The Latino students were in the nation’s capital as part of the 24th annual Hispanic Association of Colleges and Universities (HACU) National Capitol Forum on Hispanic Higher Education, which brings together advocates for Latino higher education.

HACU represents over 470 Hispanic-serving colleges and universities in the U.S., Puerto Rico, Latin America, and Spain. While only thirteen percent of U.S. colleges and universities are are HSIs, yet they enroll two-thirds of all U.S. Hispanic college students.

“There’s nothing more dramatic than hearing the testimony of a student whose life has been changed by higher education because they received the kind of aid and support to fulfill their dreams,” said Félix Matos Rodríguez, president of Queens College of the City University of New York, where nearly half of the students are low income and more than half receive financial aid.

Gardenia García, 20, is a junior college student pursuing a public sector job in the criminal justice field. “I don’t see how I could continue going to school if they approve these cuts and I’m not the only one."

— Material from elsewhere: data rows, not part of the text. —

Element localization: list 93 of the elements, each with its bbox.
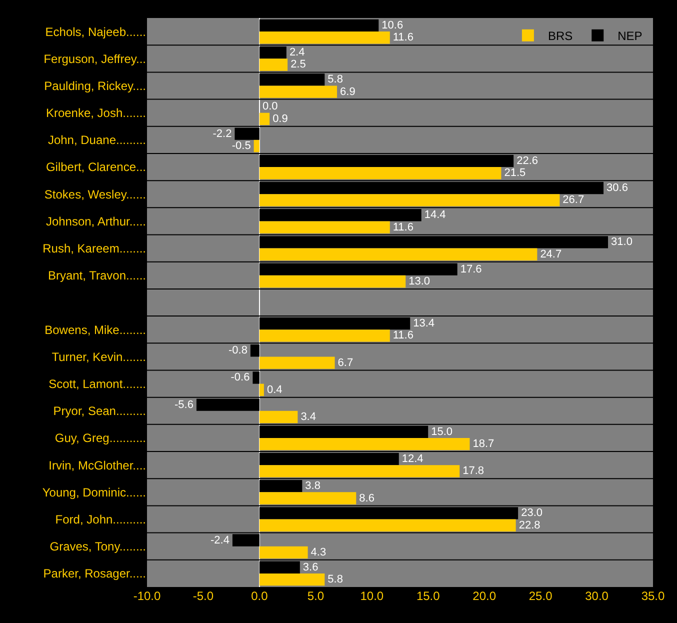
- data-label: 6.9: [340, 86, 356, 98]
- bar: [259, 356, 335, 369]
- y-tick-label: Rush, Kareem........: [42, 242, 146, 256]
- data-label: 21.5: [504, 167, 526, 180]
- y-tick-label: Paulding, Rickey....: [44, 78, 146, 93]
- data-label: 0.4: [266, 384, 282, 396]
- y-tick-label: Stokes, Wesley......: [44, 187, 146, 202]
- data-label: 8.6: [359, 492, 374, 504]
- data-label: 12.4: [402, 452, 424, 465]
- data-label: -2.2: [212, 128, 232, 140]
- data-label: 13.4: [413, 318, 435, 330]
- data-label: 30.6: [606, 182, 628, 194]
- data-label: 2.5: [290, 58, 306, 71]
- bar: [259, 573, 325, 586]
- data-label: 17.6: [460, 263, 482, 276]
- data-label: 3.6: [302, 561, 318, 574]
- data-label: 13.0: [408, 276, 430, 288]
- data-label: 23.0: [521, 507, 542, 520]
- y-tick-label: Bowens, Mike........: [44, 322, 146, 337]
- y-tick-label: Ford, John..........: [55, 512, 146, 526]
- x-tick-label: 15.0: [416, 589, 440, 603]
- y-tick-label: Scott, Lamont.......: [48, 376, 146, 391]
- x-tick-label: -10.0: [133, 589, 161, 603]
- data-label: 4.3: [310, 546, 326, 558]
- y-tick-label: Ferguson, Jeffrey...: [44, 52, 146, 66]
- y-tick-label: John, Duane.........: [48, 133, 146, 148]
- bar: [259, 19, 379, 32]
- y-tick-label: Johnson, Arthur.....: [46, 214, 146, 228]
- data-label: 11.6: [392, 221, 414, 234]
- bar: [259, 32, 390, 44]
- bar: [259, 221, 390, 234]
- y-tick-label: Gilbert, Clarence...: [46, 160, 146, 174]
- data-label: 15.0: [431, 426, 453, 438]
- x-tick-label: 35.0: [641, 589, 665, 603]
- y-tick-label: Kroenke, Josh.......: [46, 106, 146, 120]
- legend-label: NEP: [618, 29, 642, 44]
- data-label: 2.4: [289, 46, 305, 59]
- x-tick-label: -5.0: [192, 589, 214, 603]
- bar: [259, 410, 298, 424]
- legend-label: BRS: [548, 29, 573, 44]
- data-label: 3.4: [300, 410, 316, 423]
- y-tick-label: Echols, Najeeb......: [45, 24, 146, 39]
- y-tick-label: Guy, Greg...........: [54, 431, 146, 446]
- data-label: 26.7: [562, 194, 584, 206]
- data-label: -5.6: [174, 398, 194, 411]
- data-label: 10.6: [382, 19, 404, 32]
- bar: [259, 194, 560, 206]
- bar: [259, 275, 406, 288]
- bar: [259, 167, 502, 180]
- bar: [259, 248, 538, 260]
- data-label: -0.5: [232, 140, 251, 152]
- bar: [254, 140, 260, 152]
- y-tick-label: Parker, Rosager.....: [43, 566, 146, 581]
- bar: [259, 58, 288, 71]
- data-label: 0.0: [262, 100, 278, 113]
- bar: [259, 438, 470, 450]
- bar: [259, 519, 516, 532]
- data-label: 6.7: [338, 356, 354, 369]
- data-label: 22.6: [516, 154, 538, 167]
- y-tick-label: Young, Dominic......: [42, 485, 146, 500]
- data-label: 18.7: [472, 438, 494, 450]
- x-tick-label: 30.0: [585, 589, 609, 603]
- bar: [259, 384, 264, 396]
- x-tick-label: 5.0: [307, 589, 324, 603]
- data-label: 14.4: [424, 209, 446, 222]
- x-tick-label: 10.0: [360, 589, 384, 603]
- y-tick-label: Turner, Kevin.......: [52, 350, 146, 364]
- x-tick-label: 25.0: [528, 589, 553, 603]
- bar: [259, 546, 308, 559]
- data-label: 31.0: [611, 236, 632, 248]
- data-label: 22.8: [518, 519, 540, 532]
- data-label: 5.8: [328, 574, 343, 586]
- data-label: 24.7: [540, 248, 562, 260]
- data-label: 5.8: [328, 74, 343, 86]
- y-tick-label: Graves, Tony........: [50, 540, 146, 554]
- bar: [259, 86, 338, 98]
- data-label: 11.6: [392, 32, 414, 44]
- data-label: 0.9: [272, 112, 288, 125]
- bar: [259, 112, 270, 126]
- data-label: 3.8: [305, 480, 320, 492]
- y-tick-label: Irvin, McGlother....: [48, 458, 146, 472]
- data-label: 11.6: [392, 330, 414, 342]
- bar: [259, 492, 356, 504]
- data-label: -0.6: [230, 372, 250, 384]
- data-label: -2.4: [210, 534, 230, 546]
- y-tick-label: Bryant, Travon......: [48, 268, 146, 283]
- y-tick-label: Pryor, Sean.........: [53, 404, 146, 418]
- x-tick-label: 20.0: [472, 589, 496, 603]
- bar: [259, 465, 460, 478]
- x-tick-label: 0.0: [251, 589, 268, 603]
- bar: [259, 330, 390, 342]
- data-label: 17.8: [462, 465, 484, 478]
- data-label: -0.8: [228, 344, 248, 357]
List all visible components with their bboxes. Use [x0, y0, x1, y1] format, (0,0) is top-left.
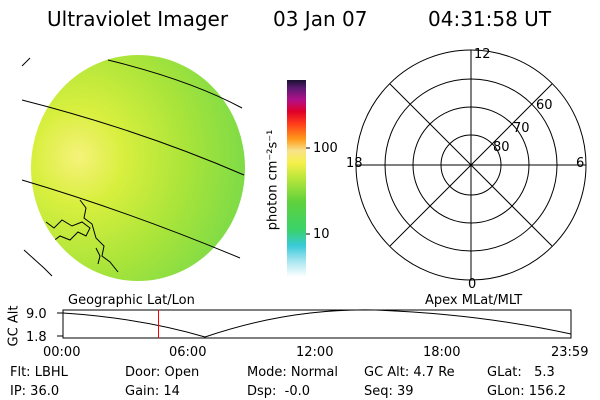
time-label: 04:31:58 UT	[428, 7, 552, 31]
colorbar-ticks	[306, 147, 310, 235]
status-ip: IP: 36.0	[10, 384, 60, 399]
altitude-curve	[62, 309, 572, 338]
status-gain: Gain: 14	[125, 384, 180, 399]
orbit-xtick: 18:00	[423, 345, 461, 360]
status-filter: Flt: LBHL	[10, 365, 68, 380]
left-panel-caption: Geographic Lat/Lon	[68, 293, 195, 308]
uv-image-disk	[31, 55, 245, 281]
status-glat: GLat: 5.3	[487, 365, 555, 380]
colorbar-tick-100: 100	[313, 141, 338, 156]
status-mode: Mode: Normal	[247, 365, 338, 380]
colorbar	[287, 80, 306, 277]
mlt-label-12: 12	[474, 47, 491, 62]
uv-image-panel	[21, 55, 245, 281]
geo-grid-line	[107, 59, 243, 109]
colorbar-label: photon cm⁻²s⁻¹	[265, 129, 281, 231]
mlt-label-0: 0	[468, 277, 477, 292]
orbit-ytick-high: 9.0	[26, 307, 47, 322]
geo-grid-line	[21, 57, 31, 67]
orbit-xtick: 00:00	[43, 345, 81, 360]
lat-label-80: 80	[493, 140, 510, 155]
coastline	[95, 247, 101, 265]
orbit-ylabel: GC Alt	[6, 305, 22, 347]
status-seq: Seq: 39	[364, 384, 414, 399]
mlt-label-18: 18	[346, 156, 363, 171]
instrument-title: Ultraviolet Imager	[47, 7, 229, 31]
orbit-plot	[57, 309, 572, 339]
lat-label-60: 60	[536, 98, 553, 113]
geo-grid-line	[23, 249, 53, 277]
status-door: Door: Open	[125, 365, 200, 380]
date-label: 03 Jan 07	[273, 7, 368, 31]
orbit-ytick-low: 1.8	[26, 330, 47, 345]
status-dsp: Dsp: -0.0	[247, 384, 311, 399]
coastline	[39, 249, 71, 277]
right-panel-caption: Apex MLat/MLT	[425, 293, 523, 308]
geo-grid-line	[21, 179, 241, 259]
orbit-xtick: 12:00	[296, 345, 334, 360]
orbit-xtick: 06:00	[169, 345, 207, 360]
status-glon: GLon: 156.2	[487, 384, 567, 399]
mlt-label-6: 6	[576, 156, 585, 171]
coastline	[79, 199, 119, 273]
polar-plot	[355, 49, 587, 281]
orbit-plot-frame	[62, 309, 572, 339]
geo-grid-line	[21, 99, 245, 176]
colorbar-tick-10: 10	[313, 227, 330, 242]
lat-label-70: 70	[513, 121, 530, 136]
status-gc-alt: GC Alt: 4.7 Re	[364, 365, 455, 380]
orbit-xtick: 23:59	[551, 345, 589, 360]
polar-axis-diagonal	[389, 83, 553, 247]
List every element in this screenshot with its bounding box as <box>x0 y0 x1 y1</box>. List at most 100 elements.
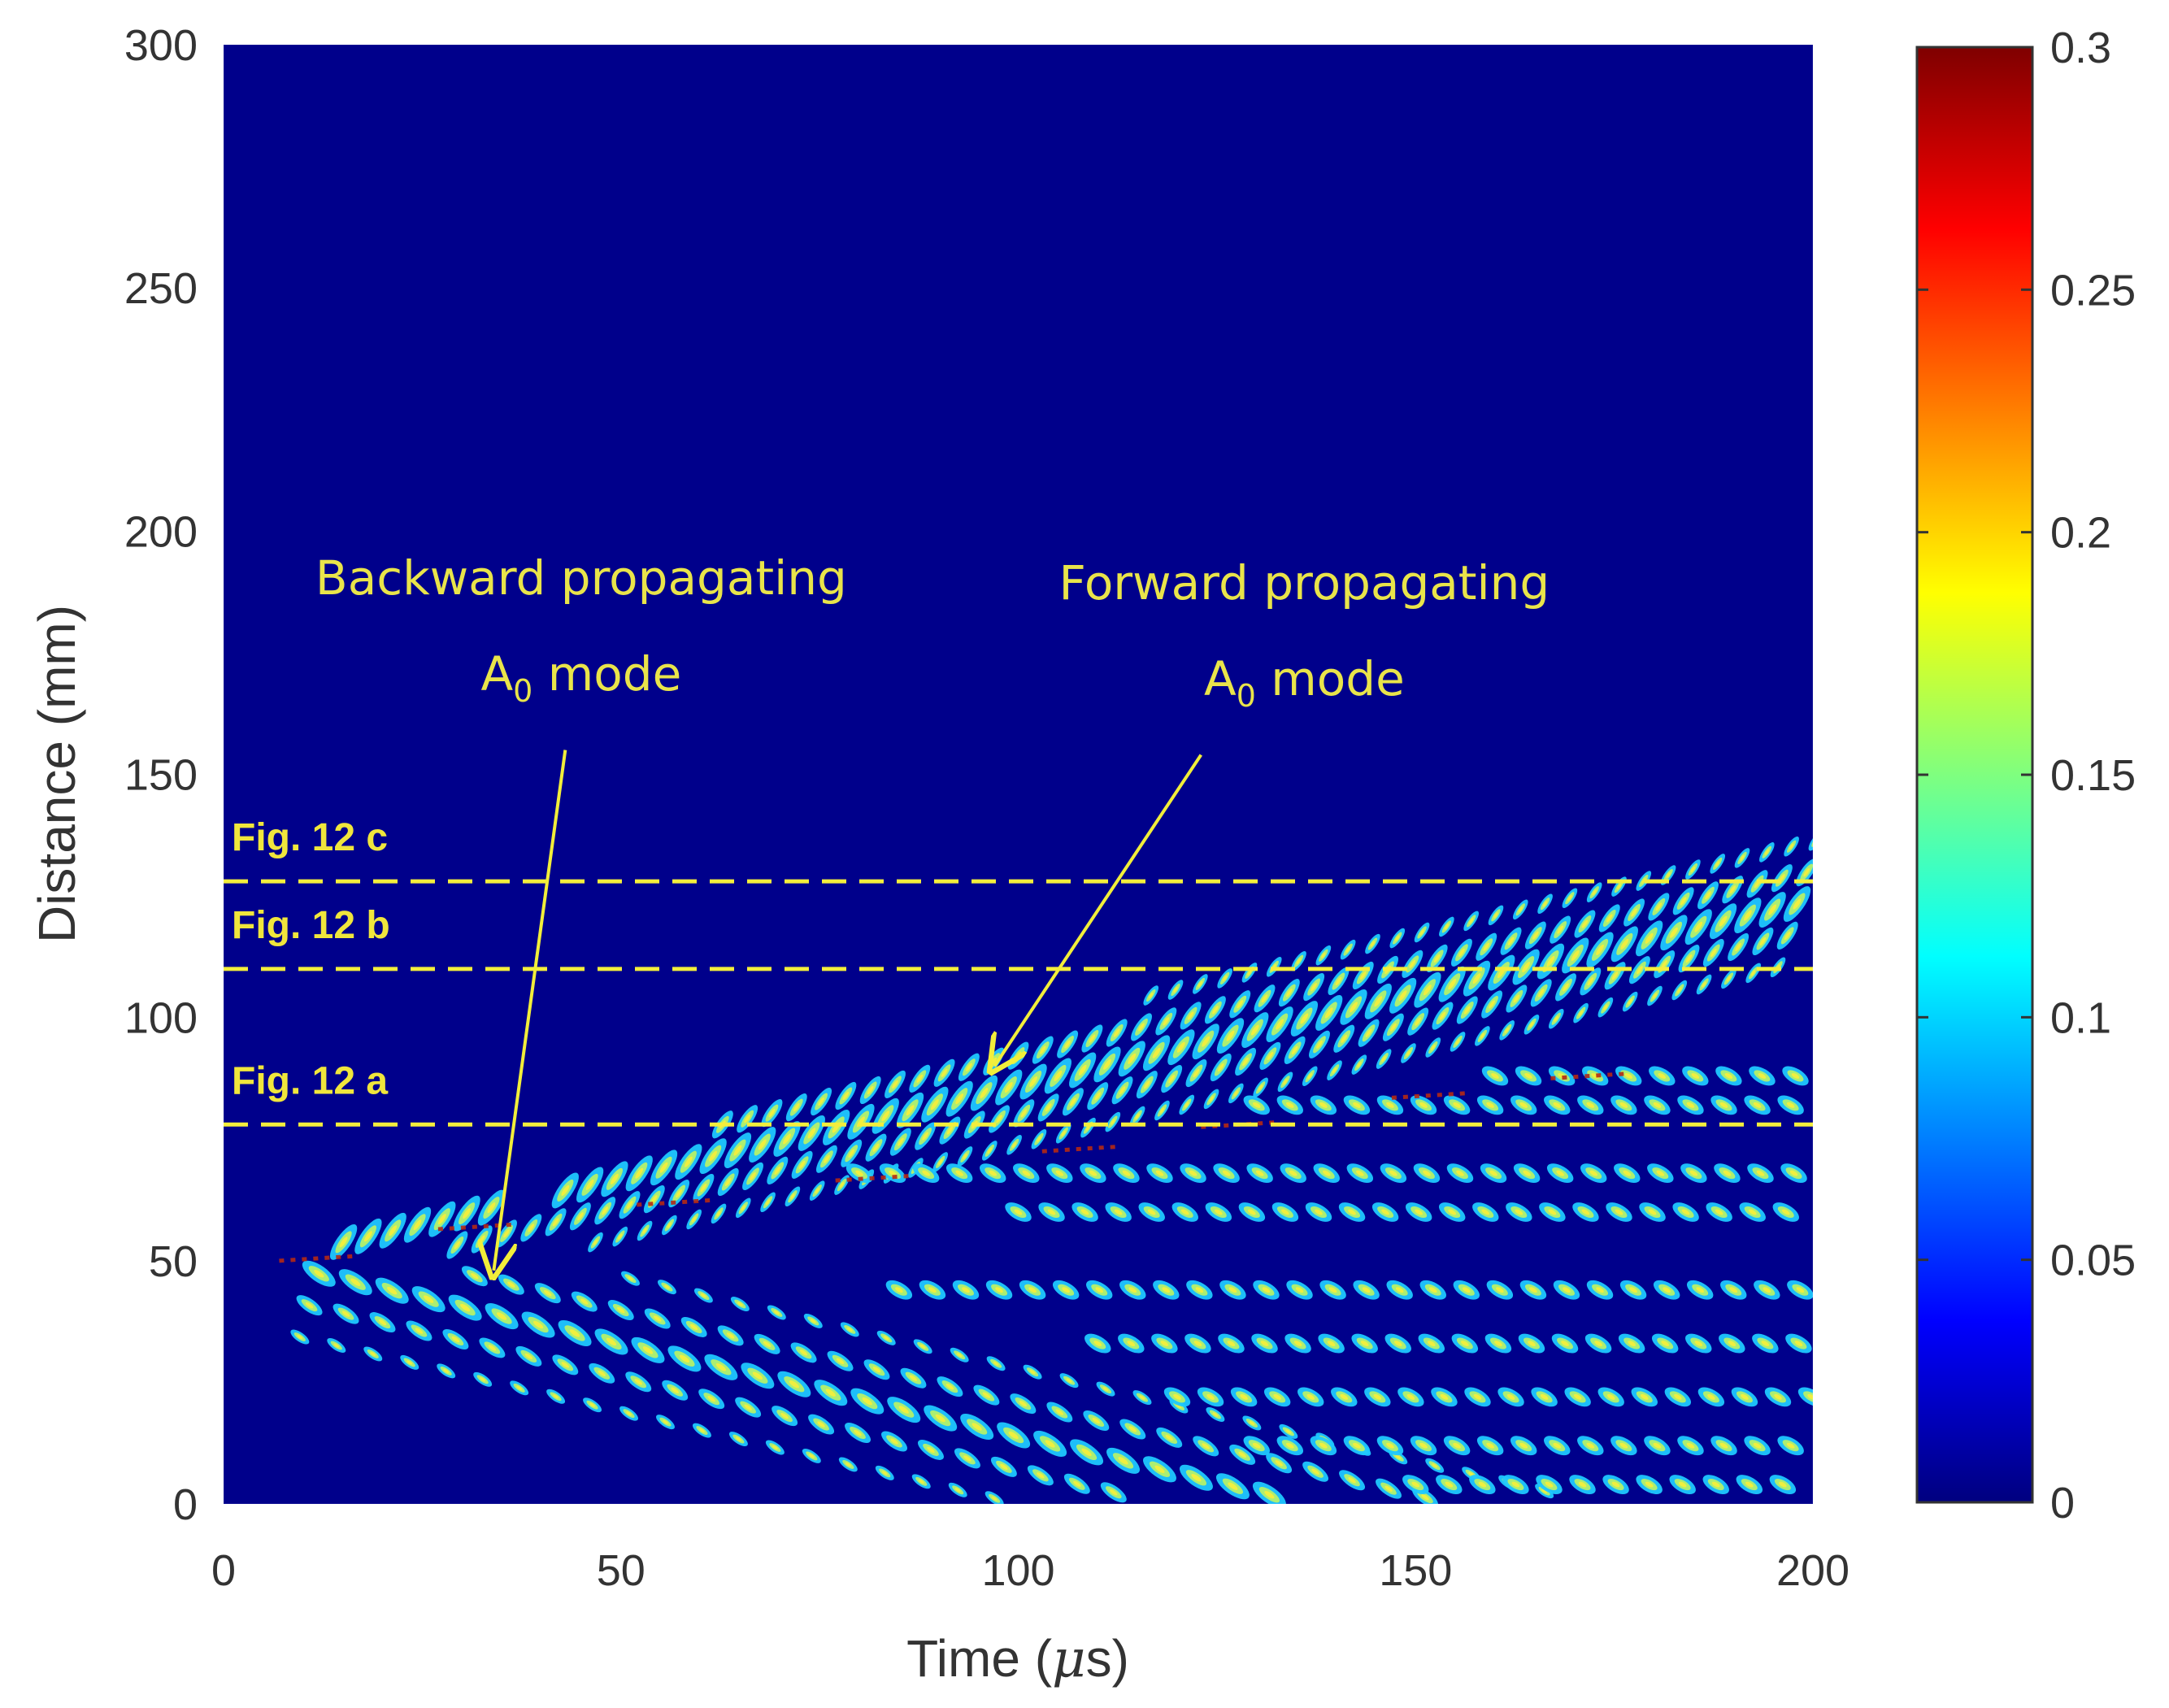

One of the White House budget proposals include eliminating subsidies on federal loans, meaning interest on the loans would continue to accrue while the student is in school which is currently not the case.

Communications student Gonzalo Cabada, the first person in his family to attend college, said he was hopeful that with Democrats in the House — who said they would fight the proposal — the changes wouldn't come to pass.

“But nothing is for sure and that’s why we’re here,” said Cabada.